Devoir de Lakevio du Goût N° 60

devoir de Lakevio du Goût_60 .jpg

D’après vous, que font cette tasse et ce sac, abandonnés là, comme si la hâte avait saisi sa propriétaire ?
Vous aurez bien une idée d’ici lundi, non ?
Cette toile d’Adeline Goldminc-Tronzo devrait vous inspirer.

Je ne sais même plus sous quel prétexte la dispute avait commencé.
Sans doute ce confinement qui commençait à nous peser.
Des mois de réclusion avec quelques sorties chichement autorisées.
J’en avais marre et elle aussi...
J’ai pris ma veste et claqué la porte, bien décidé à ne pas revenir.
« C’est ça ! Va-t-en ! » Avait-elle crié derrière la porte.
J’ai tergiversé devant l’ascenseur.
J’ai appuyé sur le bouton d’appel.
Évidemment il n’a pas clignoté pour signaler son arrivée alors j’ai emprunté l’escalier et suis descendu du pas du môme puni.
Évidemment je suis allé vers l’avenue en traînant.
Je crois même avoir traîné les pieds, une chose qui m’aurait valu une taloche quand j’étais gamin.
Repensant à cette dispute, incapable de me rappeler de quoi elle était née, j’ai erré sur une avenue quasiment vide.
C’est probablement une de ces disputes nées d’un de ces détails qui les causaient depuis toujours.
Une porte d’armoire mal refermée, une porte laissée ouverte, une goutte de dentifrice sur le miroir de la salle de bains, bref, une vétille.
Non qu’elle fût maniaque, simplement je n’accordais pas comme elle l’attention désirée à ce qu’elle considérait comme important.
Nous avions donc entamé une de ces engueulades qui se transformaient en un spectacle qu’on eût pu monter à la Fenice…
Je me suis arrêté au kiosque, ai acheté un  journal et me suis assis sur un banc, faute de bistrot à l’horizon.
J’aurais volontiers bu un café en tentant de lire ce journal dans lequel je n’ai rien trouvé d’intéressant.
Quelle idée aussi d’acheter « Le Point » quand on est un lecteur du « Nouvel Obs »…
J’ai évidemment trouvé que le monde avait un goût détestable, comme chaque fois qu’on se disputait.
Je ne voyais plus mon magazine ouvert sur mes genoux.
Je me suis levé et ai commencé à marcher tristement le long de l’avenue.
Un rayon de bonne humeur m’a soudain éclairé le cœur alors j’ai cessé de traîner les pieds le temps de me demander ce qui m’avait sorti de la morosité.
J’ai avancé encore de quelques pas et l’odeur marquée de gardénia m’a attrapé par le nez.
J’ai regardé la vitrine.
Un flacon dont la forme élégante m’a rappelé la délicatesse des siennes m’a semblé parfait.

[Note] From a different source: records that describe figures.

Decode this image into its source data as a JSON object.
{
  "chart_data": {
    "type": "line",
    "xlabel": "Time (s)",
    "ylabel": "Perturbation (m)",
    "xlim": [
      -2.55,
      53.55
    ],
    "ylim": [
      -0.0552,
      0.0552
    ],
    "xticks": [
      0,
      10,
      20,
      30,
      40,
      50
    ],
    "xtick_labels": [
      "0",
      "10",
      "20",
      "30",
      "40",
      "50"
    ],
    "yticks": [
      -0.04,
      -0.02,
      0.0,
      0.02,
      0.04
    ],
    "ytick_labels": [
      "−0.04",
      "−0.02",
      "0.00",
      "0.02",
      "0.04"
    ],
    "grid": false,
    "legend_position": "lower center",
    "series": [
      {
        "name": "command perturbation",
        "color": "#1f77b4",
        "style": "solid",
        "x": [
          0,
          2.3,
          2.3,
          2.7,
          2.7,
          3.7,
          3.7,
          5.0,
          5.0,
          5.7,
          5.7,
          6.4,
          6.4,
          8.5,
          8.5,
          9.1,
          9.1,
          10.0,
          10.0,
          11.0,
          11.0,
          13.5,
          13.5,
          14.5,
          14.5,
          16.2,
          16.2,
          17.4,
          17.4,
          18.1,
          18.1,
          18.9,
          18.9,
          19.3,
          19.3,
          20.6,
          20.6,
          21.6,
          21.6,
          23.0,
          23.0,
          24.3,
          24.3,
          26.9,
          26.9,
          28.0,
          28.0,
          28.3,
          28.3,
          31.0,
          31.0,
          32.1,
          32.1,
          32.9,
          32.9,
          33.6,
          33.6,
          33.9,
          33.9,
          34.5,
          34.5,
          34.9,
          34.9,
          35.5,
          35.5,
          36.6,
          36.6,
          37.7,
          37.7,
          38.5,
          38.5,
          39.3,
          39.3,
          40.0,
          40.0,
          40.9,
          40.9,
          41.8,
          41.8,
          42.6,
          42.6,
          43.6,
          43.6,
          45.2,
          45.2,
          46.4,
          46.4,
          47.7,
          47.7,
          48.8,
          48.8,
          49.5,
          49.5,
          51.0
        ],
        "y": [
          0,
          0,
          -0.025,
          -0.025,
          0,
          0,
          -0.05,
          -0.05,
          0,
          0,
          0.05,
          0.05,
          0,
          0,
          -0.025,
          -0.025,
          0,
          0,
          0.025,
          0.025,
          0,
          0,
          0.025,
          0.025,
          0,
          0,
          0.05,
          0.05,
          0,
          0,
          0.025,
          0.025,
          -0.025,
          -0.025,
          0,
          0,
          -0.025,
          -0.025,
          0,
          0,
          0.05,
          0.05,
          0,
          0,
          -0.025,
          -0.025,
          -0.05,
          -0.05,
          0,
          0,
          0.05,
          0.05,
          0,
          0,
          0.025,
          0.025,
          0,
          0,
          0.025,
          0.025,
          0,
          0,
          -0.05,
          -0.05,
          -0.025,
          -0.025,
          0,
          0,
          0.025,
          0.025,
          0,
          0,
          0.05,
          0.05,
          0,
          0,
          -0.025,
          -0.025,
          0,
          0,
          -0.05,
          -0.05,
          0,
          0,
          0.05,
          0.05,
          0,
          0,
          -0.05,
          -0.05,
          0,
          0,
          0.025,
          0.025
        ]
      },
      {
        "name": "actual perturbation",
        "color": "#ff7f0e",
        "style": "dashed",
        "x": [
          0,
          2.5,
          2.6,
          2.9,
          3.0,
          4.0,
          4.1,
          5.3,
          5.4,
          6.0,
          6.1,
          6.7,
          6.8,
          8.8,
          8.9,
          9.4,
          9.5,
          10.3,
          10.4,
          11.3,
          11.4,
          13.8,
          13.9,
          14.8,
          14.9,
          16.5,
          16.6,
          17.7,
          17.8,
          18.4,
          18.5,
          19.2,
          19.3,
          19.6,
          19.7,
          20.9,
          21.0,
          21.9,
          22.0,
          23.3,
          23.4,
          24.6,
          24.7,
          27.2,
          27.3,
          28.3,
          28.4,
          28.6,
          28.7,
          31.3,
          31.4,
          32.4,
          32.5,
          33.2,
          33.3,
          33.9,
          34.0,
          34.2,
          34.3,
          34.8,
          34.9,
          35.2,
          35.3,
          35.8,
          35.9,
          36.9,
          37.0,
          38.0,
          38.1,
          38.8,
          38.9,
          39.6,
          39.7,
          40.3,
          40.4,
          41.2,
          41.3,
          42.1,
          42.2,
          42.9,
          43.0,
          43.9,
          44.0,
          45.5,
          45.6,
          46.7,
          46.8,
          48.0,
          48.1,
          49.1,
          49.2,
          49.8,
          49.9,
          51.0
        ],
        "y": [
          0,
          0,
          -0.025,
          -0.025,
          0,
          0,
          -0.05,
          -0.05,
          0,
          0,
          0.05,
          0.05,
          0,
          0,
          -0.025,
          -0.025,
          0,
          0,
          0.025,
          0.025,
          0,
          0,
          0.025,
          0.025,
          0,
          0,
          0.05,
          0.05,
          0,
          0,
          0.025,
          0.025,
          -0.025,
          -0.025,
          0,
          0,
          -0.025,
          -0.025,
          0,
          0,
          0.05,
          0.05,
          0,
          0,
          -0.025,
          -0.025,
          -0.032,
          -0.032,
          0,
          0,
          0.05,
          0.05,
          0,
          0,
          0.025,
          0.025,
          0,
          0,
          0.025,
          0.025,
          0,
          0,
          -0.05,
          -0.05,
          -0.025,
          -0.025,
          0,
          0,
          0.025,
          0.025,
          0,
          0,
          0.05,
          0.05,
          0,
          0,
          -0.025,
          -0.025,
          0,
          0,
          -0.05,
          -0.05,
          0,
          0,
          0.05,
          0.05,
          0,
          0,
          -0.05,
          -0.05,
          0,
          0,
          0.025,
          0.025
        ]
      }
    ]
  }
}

Et le nom comme le parfum lui-même s’accordaient si bien à elle…
J’allais entrer quand la dame m’a dit « Restez dehors s’il vous plaît, Monsieur. »
Je me suis arrêté, interdit, et l’ai regardée.

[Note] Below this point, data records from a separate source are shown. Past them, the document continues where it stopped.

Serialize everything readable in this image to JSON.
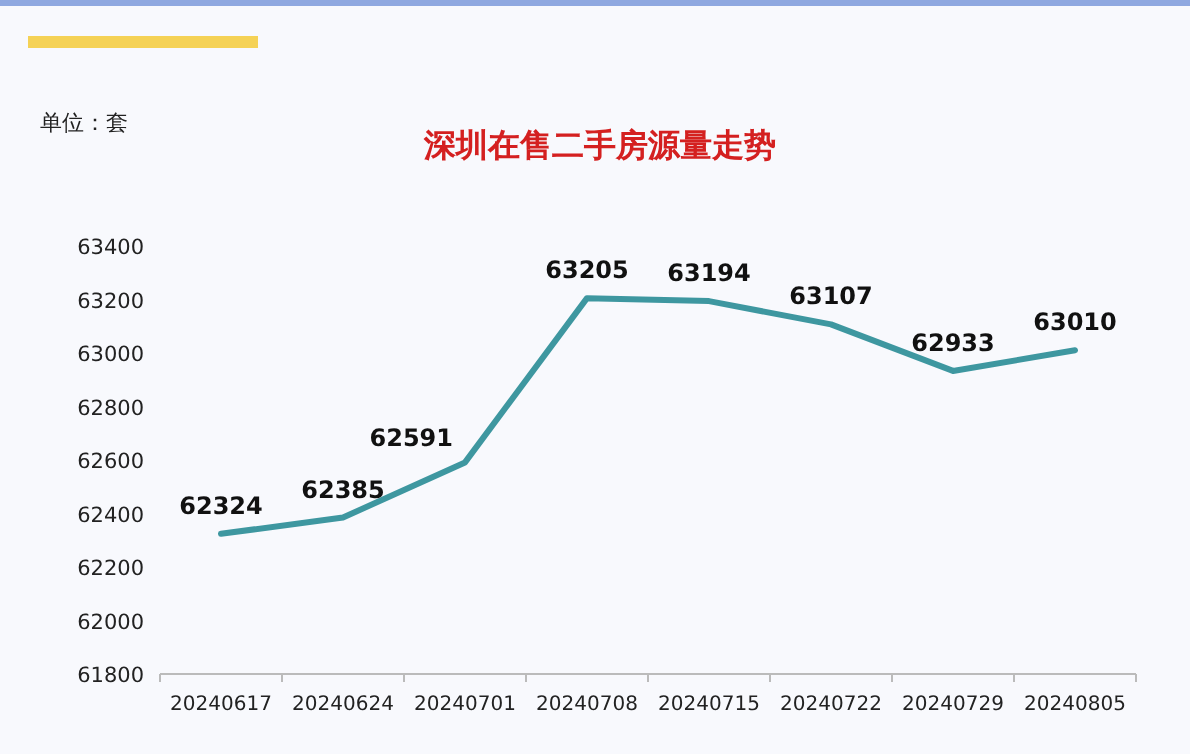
{
  "chart_data": {
    "type": "line",
    "title": "深圳在售二手房源量走势",
    "annotations": [
      "单位：套"
    ],
    "categories": [
      "20240617",
      "20240624",
      "20240701",
      "20240708",
      "20240715",
      "20240722",
      "20240729",
      "20240805"
    ],
    "series": [
      {
        "color": "#3e97a0",
        "values": [
          62324,
          62385,
          62591,
          63205,
          63194,
          63107,
          62933,
          63010
        ]
      }
    ],
    "ylim": [
      61800,
      63400
    ],
    "yticks": [
      61800,
      62000,
      62200,
      62400,
      62600,
      62800,
      63000,
      63200,
      63400
    ],
    "data_labels": true,
    "grid": false,
    "marker": "none",
    "line_style": "solid"
  }
}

« Oui, dites-moi ce que vous voulez et je vous l’apporterai volontiers. ».
Je lui ai seulement montré le flacon dans la vitrine.
Elle a souri, fait un paquet cadeau pour le parfum et je suis reparti d’un pas léger avec mon petit sac à la main.
Arrivé à la maison, j’ai vu son sac-à-main sur la petite desserte.
Un soupir de soulagement m’a vidé la poitrine et j’ai posé le petit sac à côté du sien.
Je me suis demandé « Mais où est-elle ? »
Elle a toussoté.
J’ai sursauté.
Elle était là.
Derrière moi.
Je me suis retourné, elle avait l’air faussement pincé.
Je lui ai dit :
« Je t’ai trouvé « Cabochard de Grès », tu m’en as si souvent parlé… »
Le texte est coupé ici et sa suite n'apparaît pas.